The Monroe Doctrine, a foundation of American foreign policy introduced in an 1823 message to Congress, warned European powers against expansionism in the Western Hemisphere.

Monroe's presidency was also marked by the Missouri Compromise, which preserved a balance of free states and slave states in the United States and prohibited slavery in western territories above the 36/30' north latitude line.

Coinage Legislation under President James Monroe

Act of January 14, 1818: This Act directs the location of the United States Mint to remain in Philadelphia for another term of five years, beginning March 4, 1818.

Act of March 3, 1819: This Act continues the authorization of certain gold and silver coinage from foreign countries as current and legal tender for the payment of debts within the United States. Specific rates of exchange are enumerated for the coins of Great Britain, Portugal, France, and Spain.

Act of March 3, 1821: This Act continues the provisions of the Act of April 29, 1816, relating to the legal-tender value of French coins.

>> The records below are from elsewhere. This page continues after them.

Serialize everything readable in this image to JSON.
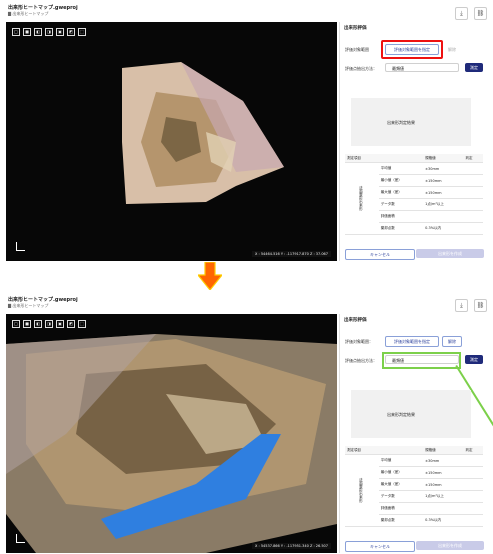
{
  "screens": [
    {
      "title": "出来形ヒートマップ.gweproj",
      "breadcrumb": "出来形ヒートマップ",
      "panel_title": "出来形評価",
      "label_range": "評価対象範囲",
      "btn_set_range": "評価対象範囲を指定",
      "btn_release": "解除",
      "label_method": "評価点抽出方法：",
      "method_value": "最頻値",
      "btn_measure": "測定",
      "result_placeholder": "出来形判定結果",
      "coords": "X : 54464.516  Y : -117917.870  Z : 37.067"
    },
    {
      "title": "出来形ヒートマップ.gweproj",
      "breadcrumb": "出来形ヒートマップ",
      "panel_title": "出来形評価",
      "label_range": "評価対象範囲：",
      "btn_set_range": "評価対象範囲を指定",
      "btn_release": "解除",
      "label_method": "評価点抽出方法：",
      "method_value": "最頻値",
      "btn_measure": "測定",
      "result_placeholder": "出来形判定結果",
      "coords": "X : 54537.866  Y : -117951.340  Z : 26.507"
    }
  ],
  "table": {
    "headers": [
      "測定項目",
      "",
      "規格値",
      "判定"
    ],
    "category": "法面整形出来形",
    "rows": [
      {
        "item": "平均値",
        "spec": "±30mm"
      },
      {
        "item": "最小値（差）",
        "spec": "±150mm"
      },
      {
        "item": "最大値（差）",
        "spec": "±150mm"
      },
      {
        "item": "データ数",
        "spec": "1点/m²以上"
      },
      {
        "item": "評価面積",
        "spec": ""
      },
      {
        "item": "棄却点数",
        "spec": "0.3%以内"
      }
    ]
  },
  "footer": {
    "cancel": "キャンセル",
    "create": "出来形を作成"
  },
  "toolbar_icons": [
    "download-icon",
    "link-icon"
  ],
  "view_tools": [
    "□",
    "■",
    "◧",
    "◨",
    "▣",
    "◩",
    "⬚"
  ],
  "colors": {
    "highlight_red": "#e11111",
    "highlight_green": "#7cd04a",
    "accent": "#1f2a7a",
    "arrow": "#ff6600"
  }
}
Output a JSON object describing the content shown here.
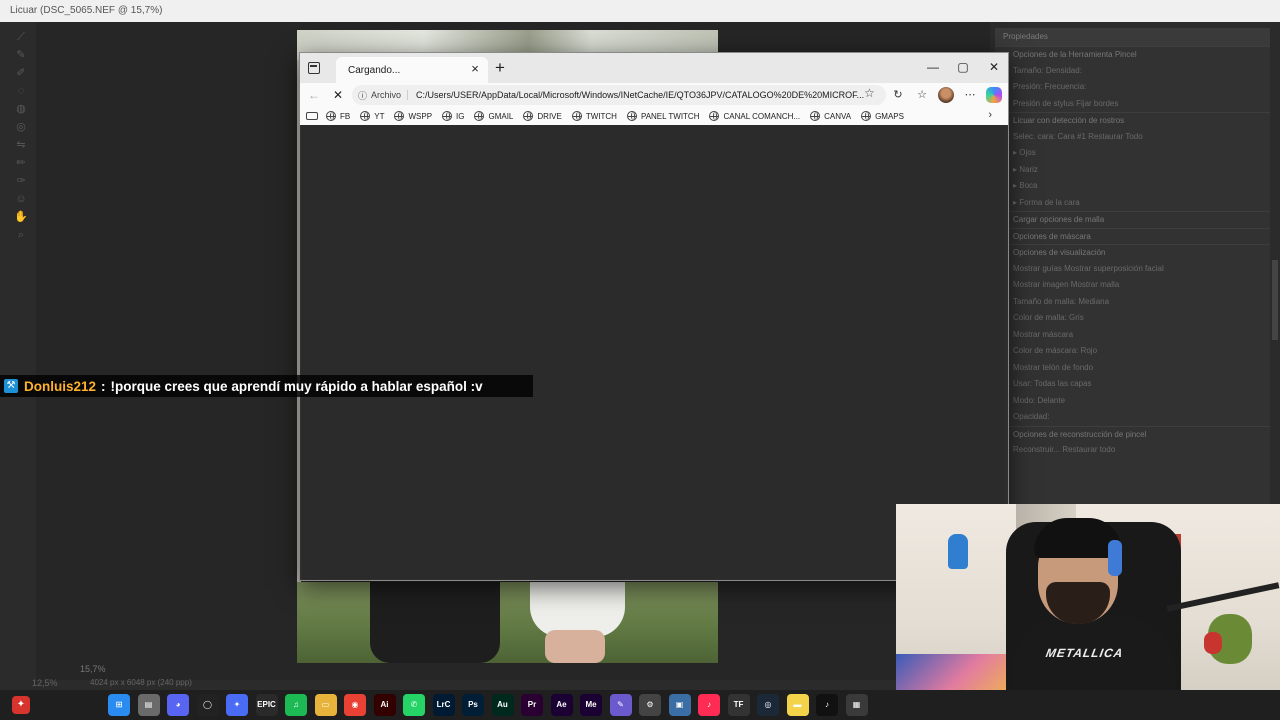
{
  "photoshop": {
    "title": "Licuar (DSC_5065.NEF @ 15,7%)",
    "zoom": "12,5%",
    "zoom_field": "15,7%",
    "doc_info": "4024 px x 6048 px (240 ppp)",
    "panel": {
      "header": "Propiedades",
      "rows": [
        {
          "text": "Opciones de la Herramienta Pincel",
          "section": true
        },
        {
          "text": "Tamaño:            Densidad:",
          "section": false
        },
        {
          "text": "Presión:            Frecuencia:",
          "section": false
        },
        {
          "text": "Presión de stylus                        Fijar bordes",
          "section": false
        },
        {
          "text": "Licuar con detección de rostros",
          "section": true
        },
        {
          "text": "Selec. cara:   Cara #1        Restaurar   Todo",
          "section": false
        },
        {
          "text": "▸ Ojos",
          "section": false
        },
        {
          "text": "▸ Nariz",
          "section": false
        },
        {
          "text": "▸ Boca",
          "section": false
        },
        {
          "text": "▸ Forma de la cara",
          "section": false
        },
        {
          "text": "Cargar opciones de malla",
          "section": true
        },
        {
          "text": "Opciones de máscara",
          "section": true
        },
        {
          "text": "Opciones de visualización",
          "section": true
        },
        {
          "text": "Mostrar guías        Mostrar superposición facial",
          "section": false
        },
        {
          "text": "Mostrar imagen        Mostrar malla",
          "section": false
        },
        {
          "text": "Tamaño de malla:   Mediana",
          "section": false
        },
        {
          "text": "Color de malla:   Gris",
          "section": false
        },
        {
          "text": "Mostrar máscara",
          "section": false
        },
        {
          "text": "Color de máscara:   Rojo",
          "section": false
        },
        {
          "text": "Mostrar telón de fondo",
          "section": false
        },
        {
          "text": "Usar:   Todas las capas",
          "section": false
        },
        {
          "text": "Modo:   Delante",
          "section": false
        },
        {
          "text": "Opacidad:",
          "section": false
        },
        {
          "text": "Opciones de reconstrucción de pincel",
          "section": true
        },
        {
          "text": "Reconstruir...              Restaurar todo",
          "section": false
        }
      ]
    }
  },
  "browser": {
    "tab_title": "Cargando...",
    "url_chip": "Archivo",
    "url": "C:/Users/USER/AppData/Local/Microsoft/Windows/INetCache/IE/QTO36JPV/CATALOGO%20DE%20MICROF...",
    "bookmarks": [
      "FB",
      "YT",
      "WSPP",
      "IG",
      "GMAIL",
      "DRIVE",
      "TWITCH",
      "PANEL TWITCH",
      "CANAL COMANCH...",
      "CANVA",
      "GMAPS"
    ]
  },
  "chat": {
    "username": "Donluis212",
    "separator": ":",
    "message": "!porque crees que aprendí muy rápido a hablar español :v"
  },
  "webcam": {
    "shirt_text": "METALLICA"
  },
  "taskbar": {
    "apps": [
      {
        "name": "windows-start-icon",
        "label": "⊞",
        "color": "#2a8cf0"
      },
      {
        "name": "file-manager-icon",
        "label": "▤",
        "color": "#6a6a6a"
      },
      {
        "name": "discord-icon",
        "label": "◕",
        "color": "#5865f2"
      },
      {
        "name": "obs-icon",
        "label": "◯",
        "color": "#222222"
      },
      {
        "name": "copilot-icon",
        "label": "✦",
        "color": "#4a6cf5"
      },
      {
        "name": "epic-games-icon",
        "label": "EPIC",
        "color": "#2a2a2a"
      },
      {
        "name": "spotify-icon",
        "label": "♫",
        "color": "#1db954"
      },
      {
        "name": "folder-icon",
        "label": "▭",
        "color": "#e8b33a"
      },
      {
        "name": "chrome-icon",
        "label": "◉",
        "color": "#e94235"
      },
      {
        "name": "illustrator-icon",
        "label": "Ai",
        "color": "#330000"
      },
      {
        "name": "whatsapp-icon",
        "label": "✆",
        "color": "#25d366"
      },
      {
        "name": "lightroom-classic-icon",
        "label": "LrC",
        "color": "#001a33"
      },
      {
        "name": "photoshop-icon",
        "label": "Ps",
        "color": "#001e36"
      },
      {
        "name": "audition-icon",
        "label": "Au",
        "color": "#00291d"
      },
      {
        "name": "premiere-icon",
        "label": "Pr",
        "color": "#2a0033"
      },
      {
        "name": "after-effects-icon",
        "label": "Ae",
        "color": "#1a0033"
      },
      {
        "name": "media-encoder-icon",
        "label": "Me",
        "color": "#1a0033"
      },
      {
        "name": "paint-icon",
        "label": "✎",
        "color": "#6a5acd"
      },
      {
        "name": "settings-icon",
        "label": "⚙",
        "color": "#444444"
      },
      {
        "name": "image-viewer-icon",
        "label": "▣",
        "color": "#3a6ea5"
      },
      {
        "name": "tiktok-live-icon",
        "label": "♪",
        "color": "#fe2c55"
      },
      {
        "name": "tf-icon",
        "label": "TF",
        "color": "#333333"
      },
      {
        "name": "steam-icon",
        "label": "◎",
        "color": "#1b2838"
      },
      {
        "name": "sticky-notes-icon",
        "label": "▬",
        "color": "#f3d34a"
      },
      {
        "name": "tiktok-icon",
        "label": "♪",
        "color": "#111111"
      },
      {
        "name": "calculator-icon",
        "label": "▦",
        "color": "#3a3a3a"
      }
    ]
  }
}
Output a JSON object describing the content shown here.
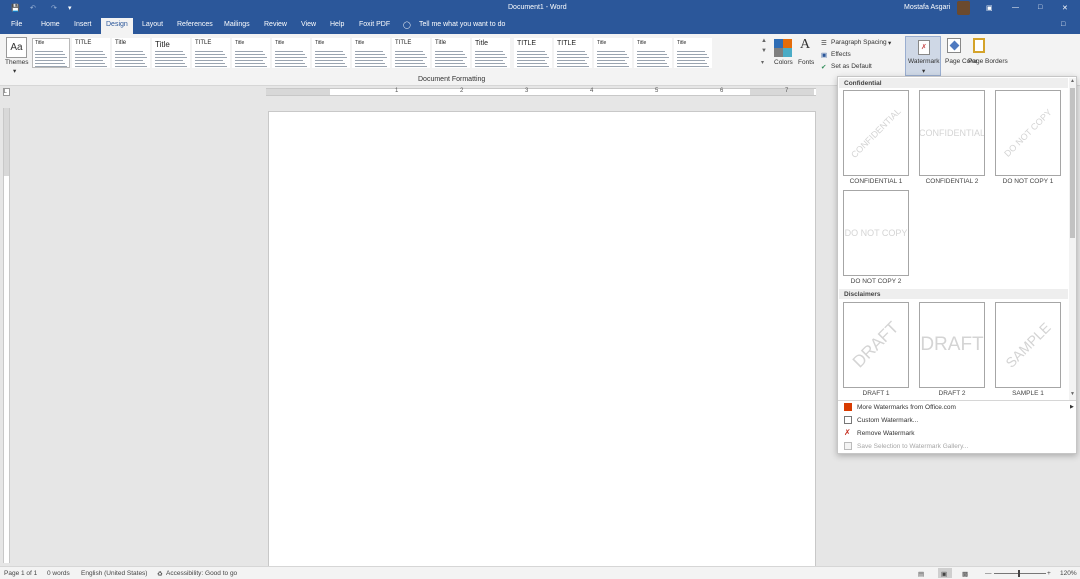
{
  "window": {
    "title": "Document1  -  Word",
    "user_name": "Mostafa Asgari"
  },
  "tabs": [
    "File",
    "Home",
    "Insert",
    "Design",
    "Layout",
    "References",
    "Mailings",
    "Review",
    "View",
    "Help",
    "Foxit PDF"
  ],
  "active_tab": "Design",
  "tell_me": "Tell me what you want to do",
  "ribbon": {
    "themes_label": "Themes",
    "document_formatting_label": "Document Formatting",
    "style_sets": [
      "Title",
      "TITLE",
      "Title",
      "Title",
      "TITLE",
      "Title",
      "Title",
      "Title",
      "Title",
      "TITLE",
      "Title",
      "Title",
      "TITLE",
      "TITLE",
      "Title",
      "Title",
      "Title"
    ],
    "colors_label": "Colors",
    "fonts_label": "Fonts",
    "paragraph_spacing_label": "Paragraph Spacing",
    "effects_label": "Effects",
    "set_as_default_label": "Set as Default",
    "watermark_label": "Watermark",
    "page_color_label": "Page Color",
    "page_borders_label": "Page Borders"
  },
  "ruler_numbers": [
    "1",
    "2",
    "3",
    "4",
    "5",
    "6",
    "7"
  ],
  "watermark_menu": {
    "sections": [
      {
        "title": "Confidential",
        "items": [
          {
            "caption": "CONFIDENTIAL 1",
            "text": "CONFIDENTIAL"
          },
          {
            "caption": "CONFIDENTIAL 2",
            "text": "CONFIDENTIAL"
          },
          {
            "caption": "DO NOT COPY 1",
            "text": "DO NOT COPY"
          },
          {
            "caption": "DO NOT COPY 2",
            "text": "DO NOT COPY"
          }
        ]
      },
      {
        "title": "Disclaimers",
        "items": [
          {
            "caption": "DRAFT 1",
            "text": "DRAFT"
          },
          {
            "caption": "DRAFT 2",
            "text": "DRAFT"
          },
          {
            "caption": "SAMPLE 1",
            "text": "SAMPLE"
          }
        ]
      }
    ],
    "commands": [
      {
        "label": "More Watermarks from Office.com",
        "disabled": false,
        "icon": "office-icon"
      },
      {
        "label": "Custom Watermark...",
        "disabled": false,
        "icon": "document-icon"
      },
      {
        "label": "Remove Watermark",
        "disabled": false,
        "icon": "remove-icon"
      },
      {
        "label": "Save Selection to Watermark Gallery...",
        "disabled": true,
        "icon": "gallery-icon"
      }
    ]
  },
  "status": {
    "page": "Page 1 of 1",
    "words": "0 words",
    "language": "English (United States)",
    "accessibility": "Accessibility: Good to go",
    "zoom": "120%"
  },
  "colors": {
    "brand": "#2b579a",
    "ribbon_bg": "#f3f3f3",
    "app_bg": "#e6e6e6"
  }
}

Act of March 3, 1823: This Act authorizes certain gold coinage from foreign countries as current and legal tender in all payments on account of public lands within the United States. Specific rates of exchange are enumerated for the coins of Great Britain, Portugal, France, and Spain. The Act also calls for an annual assay of such coins, and for a report to the Congress detailing the results.

Act of March 3, 1823: This Act directs the location of the United States Mint to remain in Philadelphia for another term of five years, beginning March 4, 1823.

United States Mint Directors appointed by President Washington

  • 1824: Samuel Moore — Fifth Director of the United States Mint.

Elizabeth Kortright Monroe First Spouse $10 Gold Coin - First Lady (1817-1825)

Elizabeth Monroe First Lady Coin
U.S. Mint image (obverse)
Elizabeth Monroe First Lady Coin (reverse)
U.S. Mint image (reverse)

Elizabeth Kortright was born in New York City in 1768 and married James Monroe at age 17. The family made their home in Virginia, but spent several years overseas while James Madison served as U.S. Foreign Minister to Great Britain, France, and Spain. She became a popular figure in France, where she was affectionately called la belle Americane because of her beauty and style.

Her time spent in European diplomatic circles influenced her sense of proper protocol for the White House, to which she brought a European stateliness and formality. Their youngest daughter, Maria, was the first presidential child to be married in the White House, in a small, private ceremony. When Elizabeth and James Monroe left the White House, they returned to Oak Hill, the family estate in Virginia, where she lived for the remainder of her life.

Reverse Design

On January 1, 1818, Elizabeth and James Monroe held a grand New Year’s Day reception marking the reopening of the White House, which was rebuilt after its burning at the hands of the British in 1814. The couple supplied some of their own furniture to the government because the White House was almost empty when they moved in. This French Empire style furniture imparted the feeling of formality that they considered appropriate for the Executive Mansion. Nine pieces remain in the White House today.